# Can anyone help me find these horses?



## patrioticminiaturehorses (Feb 24, 2010)

Hello I am trying to hunt down the owners, trainer or the breeder of these 2 fine colts. They were at the oregon gold AMHR/ASPC show last year being shown by the trainer. The only info I have is that they were brothers not sure if full or half & one was a yearling & one was a 2 yr old and they are out of california. Any info would be greatly appreciated. I love these horses and would like to know what farm bred them. Thanks




The woman handling them was the trainer.


----------



## patrioticminiaturehorses (Feb 24, 2010)

here are the pictures in bigger form


----------



## disneyhorse (Feb 25, 2010)

Not quite sure what ponies those are... she shows a lot of black and white pintos.

That trainer is Regina Nelson of northern California. I met her at a Utah show last summer... she was very nice and her horses all looked perfect, well trained and cared for.

You can contact her at

[email protected]

She will know what ponies those are if you send her the pictures!

Good luck

Andrea


----------



## patrioticminiaturehorses (Feb 25, 2010)

Thank you very much I will email her! I love those 2 boys.


----------



## SweetOpal (Mar 13, 2010)

Windcrest Farms - Carol Ann Ford

Acampo, CA 95220

tel. 209- 339-0861 fx. 209-339-1489

Email: [email protected]

Is the breeder of those 2 horses. The trainer is Sharron Housley at Fantasia Training Center 707-332-3553.

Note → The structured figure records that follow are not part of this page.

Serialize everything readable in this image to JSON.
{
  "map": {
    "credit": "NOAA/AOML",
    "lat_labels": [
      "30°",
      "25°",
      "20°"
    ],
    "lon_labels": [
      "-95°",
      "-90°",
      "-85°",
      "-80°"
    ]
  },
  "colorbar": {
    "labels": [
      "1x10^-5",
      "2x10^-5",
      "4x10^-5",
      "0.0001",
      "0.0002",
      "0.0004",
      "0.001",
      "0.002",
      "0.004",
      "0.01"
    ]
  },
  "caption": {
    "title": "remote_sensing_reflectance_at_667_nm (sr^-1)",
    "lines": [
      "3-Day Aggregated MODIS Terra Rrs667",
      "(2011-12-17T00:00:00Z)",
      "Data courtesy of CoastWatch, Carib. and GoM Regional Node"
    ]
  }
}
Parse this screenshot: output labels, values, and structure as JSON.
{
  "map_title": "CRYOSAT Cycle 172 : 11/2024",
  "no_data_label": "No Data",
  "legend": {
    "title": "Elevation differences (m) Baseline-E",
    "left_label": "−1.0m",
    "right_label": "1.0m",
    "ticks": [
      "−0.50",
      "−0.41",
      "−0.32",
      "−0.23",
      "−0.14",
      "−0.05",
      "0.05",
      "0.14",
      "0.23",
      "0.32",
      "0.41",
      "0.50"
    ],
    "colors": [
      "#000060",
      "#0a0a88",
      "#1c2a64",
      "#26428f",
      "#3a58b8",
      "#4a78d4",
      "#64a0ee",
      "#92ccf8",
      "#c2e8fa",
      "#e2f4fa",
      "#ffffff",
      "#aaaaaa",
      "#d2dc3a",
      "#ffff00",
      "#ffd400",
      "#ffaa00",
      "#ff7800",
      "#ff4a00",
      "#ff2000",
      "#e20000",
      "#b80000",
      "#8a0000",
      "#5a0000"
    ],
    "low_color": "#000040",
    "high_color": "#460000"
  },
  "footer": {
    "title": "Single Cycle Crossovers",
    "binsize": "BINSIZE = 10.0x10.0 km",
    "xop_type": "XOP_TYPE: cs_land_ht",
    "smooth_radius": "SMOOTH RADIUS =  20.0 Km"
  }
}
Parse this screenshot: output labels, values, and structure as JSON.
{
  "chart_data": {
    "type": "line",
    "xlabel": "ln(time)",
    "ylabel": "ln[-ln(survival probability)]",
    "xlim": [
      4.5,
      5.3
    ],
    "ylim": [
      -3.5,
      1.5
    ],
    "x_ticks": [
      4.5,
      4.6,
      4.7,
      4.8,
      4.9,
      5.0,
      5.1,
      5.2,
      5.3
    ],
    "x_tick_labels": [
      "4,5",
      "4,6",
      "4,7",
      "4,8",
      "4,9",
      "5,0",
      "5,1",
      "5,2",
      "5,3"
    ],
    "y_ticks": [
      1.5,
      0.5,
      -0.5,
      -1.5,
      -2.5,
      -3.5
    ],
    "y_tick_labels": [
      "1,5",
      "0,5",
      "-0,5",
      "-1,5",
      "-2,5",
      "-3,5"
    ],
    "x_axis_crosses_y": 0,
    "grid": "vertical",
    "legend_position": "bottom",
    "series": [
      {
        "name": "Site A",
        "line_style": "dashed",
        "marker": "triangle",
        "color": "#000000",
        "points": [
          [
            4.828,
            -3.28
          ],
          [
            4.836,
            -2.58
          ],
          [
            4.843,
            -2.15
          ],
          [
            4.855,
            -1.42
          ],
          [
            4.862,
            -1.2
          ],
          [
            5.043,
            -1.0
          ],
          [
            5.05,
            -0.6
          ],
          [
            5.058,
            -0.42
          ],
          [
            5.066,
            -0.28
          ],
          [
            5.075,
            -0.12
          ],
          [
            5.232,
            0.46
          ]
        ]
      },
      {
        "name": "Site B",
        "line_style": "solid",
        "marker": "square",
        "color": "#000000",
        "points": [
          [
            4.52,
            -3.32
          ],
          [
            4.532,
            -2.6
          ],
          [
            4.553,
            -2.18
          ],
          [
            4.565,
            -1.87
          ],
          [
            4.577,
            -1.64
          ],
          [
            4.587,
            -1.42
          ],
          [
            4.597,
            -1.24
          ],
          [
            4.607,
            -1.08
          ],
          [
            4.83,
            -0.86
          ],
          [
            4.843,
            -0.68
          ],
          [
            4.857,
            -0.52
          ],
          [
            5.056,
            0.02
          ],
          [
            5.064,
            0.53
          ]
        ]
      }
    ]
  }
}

I believe that the darker colt is now owned by Kate Sherry of Equitot. The more white horse has been gelded and will be out this year as a gelding if memory serves me correct. Sharron is the agent for all of Carol Ann's horses. Call Sharron and she can help you with anything you need to know about the horses. Hope this helps.


----------



## patrioticminiaturehorses (Mar 30, 2010)

Thank you for your help!!


----------